A prodigal invention for a preposterous result


On ne sait quoi trop penser de l’exposition [**Damien Hirst*] à la Pointe de la Douane et au Palazzo Grassi à Venise. Le mécène qui l’accueille, [**François Pinault*], lui a permis la démesure en finançant sans compter dans une mise en scène et une réalisation digne des plus grands péplums hollywoodiens.

On connait l’esprit de provocation de l’artiste, qui ne se rappelle ses animaux conservés dans le formol ( voir annexe documentaire en bas de l’article) ou son crâne en platine serti de 8601 diamants, quand on veut s’occuper de l’artiste on ne compte plus n’est-ce pas, on aime…et avec les moyens dont on dispose ! C’est dire que Damien Hirst est aujourd’hui un des artistes non seulement les plus médiatisés au monde, mais que le niveau du prix de vente de ses oeuvres n’est plus que de spéculation financière, de celle qui se joue chez Sotheby’s par exemple, lors d’enchères par téléphone pour des acquisitions par des institutions, des musées, des collectionneurs ou des milliardaires qui seuls peuvent se le permettre.

Dans cette exposition, Damien Hirst est allé chercher son inspiration dans un passé reconstitué, dans l’antiquité grecque ou égyptienne, mais aussi dans les civilisations africaine ou aztèque, une mémoire artistique réinventée, mystifiée, scénarisée, dans un imaginaire baroque. «Dès mon enfance, a-t-il déclaré, j ‘ai été hanté par la mythologie, et c’est le titre d’abord que j ‘ai trouvé et tout est venu à la suite».

Olécio partenaire de Wukali

[**Treasures from the wreck of the unbelievable*], «Trésors de l’épave de l’Incroyable». Il nous fait témoins de l’histoire d’un vaisseau antique ‘Unbelievable’ (Apistos en grec koinè), de son naufrage et de la découverte de sa précieuse cargaison : l’impressionnante collection de Aulus Calidius Amotan, un esclave affranchi plus connu sous le nom de Cif Amotan II, destinée à un temple dédié au soleil. Toute une histoire digne d’un roman d’aventures et de mystères ou d’un album de bandes dessinées, de ceux que l’on raconte aux enfants et qui enchantent et font voyager l’esprit. Un vaisseau échoué au large des côtes de Zanzibar et dont les cales étaient chargées d’une collection de trésors artistiques à faire rêver Aménophis, Périclès ou autre Néron ! Il est malin l’artiste et la clé de l’énigme est toute dans le nom grec donné au bateau : «Apistos» certes qui signifie en grec «incroyable» (ἄπιστος) comme nous venons de le voir, et que signale le catalogue, mais qui peut aussi être traduit par non crédible, infidèle et sans foi… ressources futées et malicieuses de la linguistique…

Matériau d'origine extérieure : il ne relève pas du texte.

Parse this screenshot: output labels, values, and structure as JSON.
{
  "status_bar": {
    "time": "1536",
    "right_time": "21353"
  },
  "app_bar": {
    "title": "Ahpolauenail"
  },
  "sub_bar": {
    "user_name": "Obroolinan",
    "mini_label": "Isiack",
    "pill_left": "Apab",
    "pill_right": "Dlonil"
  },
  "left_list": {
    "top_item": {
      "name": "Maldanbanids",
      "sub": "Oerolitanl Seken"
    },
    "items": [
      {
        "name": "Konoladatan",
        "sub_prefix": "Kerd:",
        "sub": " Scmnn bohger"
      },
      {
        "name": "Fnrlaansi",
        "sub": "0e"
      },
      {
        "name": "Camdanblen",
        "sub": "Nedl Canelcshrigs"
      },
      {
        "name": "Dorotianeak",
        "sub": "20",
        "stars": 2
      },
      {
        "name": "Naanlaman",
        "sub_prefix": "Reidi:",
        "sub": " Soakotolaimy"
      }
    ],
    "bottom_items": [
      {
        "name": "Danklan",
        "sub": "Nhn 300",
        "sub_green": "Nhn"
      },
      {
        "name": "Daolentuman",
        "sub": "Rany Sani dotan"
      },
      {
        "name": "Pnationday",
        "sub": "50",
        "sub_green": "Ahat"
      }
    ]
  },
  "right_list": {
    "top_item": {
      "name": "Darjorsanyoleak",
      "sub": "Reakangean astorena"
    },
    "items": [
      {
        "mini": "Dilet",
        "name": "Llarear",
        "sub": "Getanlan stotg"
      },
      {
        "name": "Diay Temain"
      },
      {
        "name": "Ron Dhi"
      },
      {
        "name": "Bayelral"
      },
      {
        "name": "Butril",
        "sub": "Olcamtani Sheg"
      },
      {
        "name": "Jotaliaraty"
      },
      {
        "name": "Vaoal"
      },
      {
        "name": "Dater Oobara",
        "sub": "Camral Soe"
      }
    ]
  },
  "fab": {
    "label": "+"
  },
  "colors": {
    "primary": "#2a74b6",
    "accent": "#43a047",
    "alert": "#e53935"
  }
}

Voilà le point de départ, le socle de cette inspiration artistique et médiatique…

Dans le parcours de cette exposition, des vidéos retracent le sauvetage archéologique et sous-marin des statues sorties des sables au fond de la mer. On se pince pour ne pas y croire. Nul doute c’est impressionnant, on est tout à la fois comme dans les coulisses de la réalisation d ‘un film à grand spectacle, dans la documentation, le« make off», c ‘est un peu la renaissance d’un Titanic antique. L’allusion au demeurant à ce navire et surtout au film qui en retrace l’odyssée n’est pas de pur hasard. Leçon qui en a été retenue tant par l’artiste que par les communicants qui naviguent autour de lui. Ainsi il faut faire rêver, susciter, convoquer l’imaginaire, le fantasme culturel, positionner l’identité de cette exposition et des oeuvres dans une nébuleuse d’un passé artistique peu maîtrisé et qui suscite une envie d’imprégnation culturelle à faire pâlir tous ceux, collectionneurs, milliardaires mondialisés, en quête de reconnaissance. Irait-on jusqu’à dire qu’il s’agit somme toute d’un camouflet à l’intelligence et d’un positionnement marketing qui touche sa cible ?

Cependant on devient aussi les voyeurs éblouis d’une espèce de cabinet de curiosité rassemblant toutes sortes d’oeuvres, d’objets artistiques ou d’histoire naturelle comme cela se faisait au XVIIIème par exemple. Un exotisme teinté de stratégie commerciale multimédia. Le côté garnement rode toujours dans l’inspiration de Damien Hirst, un retour à l’enfance, avec des références, telle cette statue de Mickey, couverte de coraux après un séjour marin séculaire qui a traversé le temps ! Disney un de ses maîtres es-culture et il ne s’en cache pas. C’est au fond de lui même certainement un hommage de petit garçon, un cri primal qui jaillit, la réalisation d’un rêve! C’est Tintin à Hollywood aussi, un retour vers les années tendres, bref toute une culture contemporaine, peu assurée et faite d’imaginaires approximatifs !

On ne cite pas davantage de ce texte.